Jakarta – Pada saat ini, kita memiliki para prakirawan cuaca di BMKG yang menganalisis dan membagikan potensi cuaca besok. Pekerjaan para prakirawan cuaca didukung oleh alat-alat canggih seperti pendeteksi petir, radar cuaca dan lain-lain.
Tanpa adanya alat-alat canggih tersebut, bagaimana orang zaman dahulu membuat prakiraan cuaca?
Membaca langit
Seni prakiraan cuaca telah dimulai sejak peradaban awal menggunakan kejadian-kejadian astronomis dan meteorologis yang berulang.
Pada tahun 650 Sebelum Masehi (SM), orang-orang Babilonia mencoba memprediksikan perubahan cuaca jangka pendek berdasarkan penampakan awan dan fenomena optis seperti halo matahari, serta simbol-simbol astrologi.
Kemudian pada 340 SM, filsuf Aristoteles menulis Meteorologica berjumlah empat volume yang berisi teori-teorinya mengenai cuaca dan iklim. Beberapa dari teori ini ada yang benar, misalnya tentang siklus hidrologik Bumi; namun ada banyak juga yang salah.
Meski demikian, selama 2000 tahun lamanya, keempat volume Meteorologica ini dijadikan panduan prakiraan cuaca oleh orang zaman dahulu.
Richard Whitaker, seorang pakar meteorologi di Biro Meteorologi Australia, berkata bahwa orang zaman dulu, seperti orang-orang Babilonia dan Aristotees, mencoba untuk memprediksikan cuaca dengan “membaca langit”.
Salah satu contohnya adalah pepatah “ekor kuda dan sisi makarel membuat kapal-kapal yang tinggi membawa layar rendah”.
Pada masa kini, kita telah tahu bahwa “ekor kuda” adalah awan sirostratus sedangkan “sisik makarel” adalah awan altokumulus. Kedua awan ini diasosikan dengan datangnya cold front, fenomena yang sering kali ditandai dengan badai besar yang mengharuskan kapal-kapal untuk menurunkan layarnya.
Munculnya teknologi-teknologi baru
Perubahan baru mulai terjadi pada abad ke-16 dan 17, ketika berbagai instrumen untuk mengukur unsur-unsur cuaca mulai dikembangkan.
Contohnya antara lain Galileo Galilei yang mengembangkan termometer yang lebih akurat, serta Evangelista Toricelly yang menciptakan barometer untuk mengukur tekanan atmosfer.
Akan tetapi, ilmu prakiraan cuaca yang ilmiah baru mulai berkembang pada abad ke-19 ketika industri perkapalan dan tentara kelautan mulai berkembang juga.
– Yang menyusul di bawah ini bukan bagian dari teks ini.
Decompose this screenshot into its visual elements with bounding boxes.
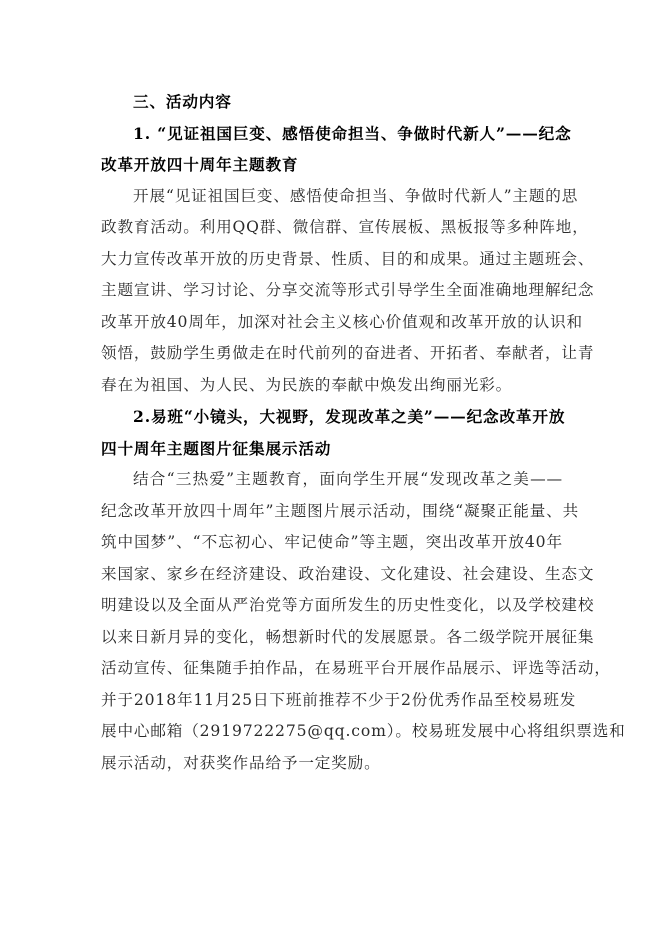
item-2-body-line: 纪念改革开放四十周年”主题图片展示活动，围绕“凝聚正能量、共: [101, 501, 580, 520]
item-1: [101, 118, 595, 402]
item-2-body-line: 活动宣传、征集随手拍作品，在易班平台开展作品展示、评选等活动，: [101, 659, 611, 677]
item-1-body-line: 改革开放40周年，加深对社会主义核心价值观和改革开放的认识和: [101, 312, 583, 331]
item-1-body-line: 春在为祖国、为人民、为民族的奉献中焕发出绚丽光彩。: [101, 375, 513, 394]
item-1-body-line: 大力宣传改革开放的历史背景、性质、目的和成果。通过主题班会、: [101, 249, 595, 268]
item-2-body-line: 展中心邮箱（2919722275@qq.com）。校易班发展中心将组织票选和: [101, 722, 626, 740]
item-2-body-line: 并于2018年11月25日下班前推荐不少于2份优秀作品至校易班发: [101, 690, 577, 709]
item-1-title-line-2: 改革开放四十周年主题教育: [101, 155, 299, 174]
item-1-title-line-1: 1. “见证祖国巨变、感悟使命担当、争做时代新人”——纪念: [133, 123, 572, 143]
item-1-body-line: 政教育活动。利用QQ群、微信群、宣传展板、黑板报等多种阵地，: [101, 218, 589, 236]
item-2: [101, 401, 626, 779]
item-2-body-line: 结合“三热爱”主题教育，面向学生开展“发现改革之美——: [133, 470, 563, 488]
item-1-body-line: 主题宣讲、学习讨论、分享交流等形式引导学生全面准确地理解纪念: [101, 281, 595, 299]
item-2-title-line-2: 四十周年主题图片征集展示活动: [101, 438, 332, 458]
document-content: [101, 86, 626, 779]
item-2-body-line: 明建设以及全面从严治党等方面所发生的历史性变化，以及学校建校: [101, 596, 595, 614]
item-2-title-line-1: 2.易班“小镜头，大视野，发现改革之美”——纪念改革开放: [133, 407, 566, 426]
item-2-body-line: 筑中国梦”、“不忘初心、牢记使命”等主题，突出改革开放40年: [101, 533, 563, 551]
item-2-body-line: 展示活动，对获奖作品给予一定奖励。: [101, 753, 381, 772]
item-2-body-line: 以来日新月异的变化，畅想新时代的发展愿景。各二级学院开展征集: [101, 627, 595, 646]
item-1-body-line: 领悟，鼓励学生勇做走在时代前列的奋进者、开拓者、奉献者，让青: [101, 344, 595, 362]
section-heading: 三、活动内容: [133, 92, 232, 111]
item-1-body-line: 开展“见证祖国巨变、感悟使命担当、争做时代新人”主题的思: [133, 186, 579, 205]
item-2-body-line: 来国家、家乡在经济建设、政治建设、文化建设、社会建设、生态文: [101, 564, 595, 583]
Kristine Harper, profesor sejarah ilmu bumi di University of Copenhagen, berkata bahwa pada abad ke-19, orang-orang mulai merekam temperatur dan tekanan udara, serta mencoba untuk mensistemkannya sebagai upaya untuk memprediksi cuaca.
Terobosan besar lainnya pada abad ke-19 adalah terciptanya telegraf elektrik dan jaringannya. Ini membuat para ilmuwan pada masa itu bisa mengamati bagaimana sistem cuaca berpindah dari satu tempat ke tempat lain secara real time.
Stasiun-stasiun pengamatan cuaca juga mulai bermunculan di berbagai belahan dunia pada masa ini.
Perang Dunia
Perkembangan teknologi memang membuat ilmu prakiraan cuaca berkembang pesat. Namun, hingga abad ke-19 para pakar masih tidak bisa menjelaskan bagaimana dan kenapa cuaca berpindah dan berubah.
Baru pada abad ke-20, pakar meteorologi Norwegia Vilhelm Bjerknes dan kolega-koleganya berhasil menemukan persamaan matematika yang mengatur perkembangan dan pergerakan sistem-sistem di atmosfer.
Prakiraan cuaca numerik kemudian semakin berkembang pada masa Perang Dunia I dikarenakan banyaknya penggunaan pesawat dalam perang yang sangat bergantung pada kondisi cuaca.
Satelit cuaca di luar angkasa baru ada setelah Perang Dunia II. Alat canggih ini membantu para pakar meteorologi mengamati pergerakan sistem badai dan atmosfer Bumi.
Berkat seluruh perkembangan-perkembangan teknologi, matematika dan ilmu sains, barulah ada ilmu prakiraan cuaca seperti yang kita kenal sekarang.